This webpage has useful information for NIAMS scientific reviewers and other potential reviewers who wish to serve on a NIAMS review panel. Reviewers are part of the first level of peer review and are charged with evaluating the scientific and technical aspects of the applications. The scientific review group is comprised primarily of non-federal government scientists with expertise in relevant scientific disciplines and who have experience in the techniques or methods proposed and in the conduct of the study design. Reviewers are tasked with assessing the overall impact that the proposed project will likely have in advancing the field of biomedical research.
Reviewer Guidelines and Instructions
The NIH Office of Extramural Research (OER) has many useful resources. Maintaining confidentiality of the review meeting throughout the peer review process is essential and any information that is shared with the reviewers as part of the review meeting, and that is not available on the public domain should be considered confidential. Reviewers are required to sign a confidentiality certification before they can gain access to the assigned applications and related meeting materials.
Useful links:
Reviewer Responsibilities
Peer review of grant applications is at the heart of the NIH grants process. The reviewer is tasked with evaluating the scientific and technical merit of the applications scheduled for review. The reviewers are expected to provide a fair, objective, and independent assessment of the applications. At the review meeting, the reviewers will weigh in on the comments made at the discussion, and based on collective wisdom of the review panel, they will vote to identify applications that seem promising in advancing the field of science forward.
Some of the reviewer's responsibilities include:
- Familiarizing themselves with the Notice of Funding Opportunity (NOFO) and reading the review instructions and the applications.

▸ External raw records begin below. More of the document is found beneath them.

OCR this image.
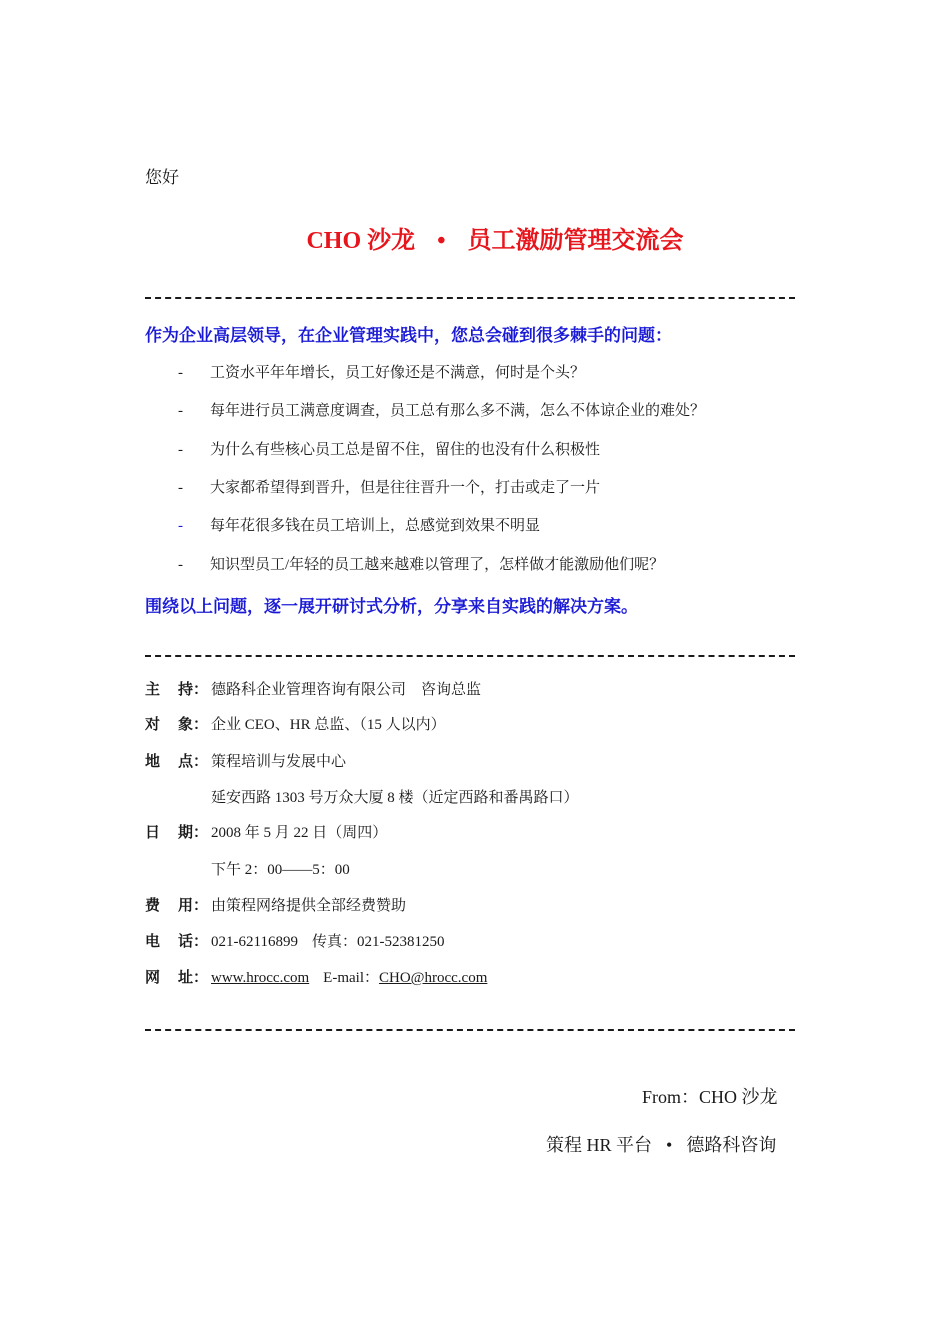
您好
CHO 沙龙 • 员工激励管理交流会
作为企业高层领导，在企业管理实践中，您总会碰到很多棘手的问题：
- 工资水平年年增长，员工好像还是不满意，何时是个头？
- 每年进行员工满意度调查，员工总有那么多不满，怎么不体谅企业的难处？
- 为什么有些核心员工总是留不住，留住的也没有什么积极性
- 大家都希望得到晋升，但是往往晋升一个，打击或走了一片
- 每年花很多钱在员工培训上，总感觉到效果不明显
- 知识型员工/年轻的员工越来越难以管理了，怎样做才能激励他们呢？
围绕以上问题，逐一展开研讨式分析，分享来自实践的解决方案。
主 持： 德路科企业管理咨询有限公司　咨询总监
对 象： 企业 CEO、HR 总监、（15 人以内）
地 点： 策程培训与发展中心
延安西路 1303 号万众大厦 8 楼（近定西路和番禺路口）
日 期： 2008 年 5 月 22 日（周四）
下午 2：00——5：00
费 用： 由策程网络提供全部经费赞助
电 话： 021-62116899 传真：021-52381250
网 址： www.hrocc.com E-mail：CHO@hrocc.com
From：CHO 沙龙
策程 HR 平台 • 德路科咨询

- Alerting the SRO (as early as possible) if the reviewer identifies any conflict of interest with the assigned applications, and if the reviewer has any questions related to the assigned applications.
- Reviewing and certifying the pre-meeting conflict of interest form.
- Planning on attending the reviewer orientation prior to the review meeting.
- Evaluating the applications and providing fair and objective critiques, providing preliminary overall impact scores, and uploading the critiques and scores to the IAR website by the deadline.
- Participating in meeting-related activities, such as summarizing the application assigned to them for evaluation and highlighting the major strengths and weaknesses, participating in the discussion of other applications in the meeting that the reviewer is not in conflict with, listening to the presentations of other assigned reviewers, contributing as appropriate to the discussion, and providing final Overall Impact scores.
- Editing and re-uploading the critiques and scores (if necessary) as well as certifying the post-meeting conflict of interest form after the review meeting.
- Maintaining the confidentiality of the review proceedings, before, during, and after the meeting.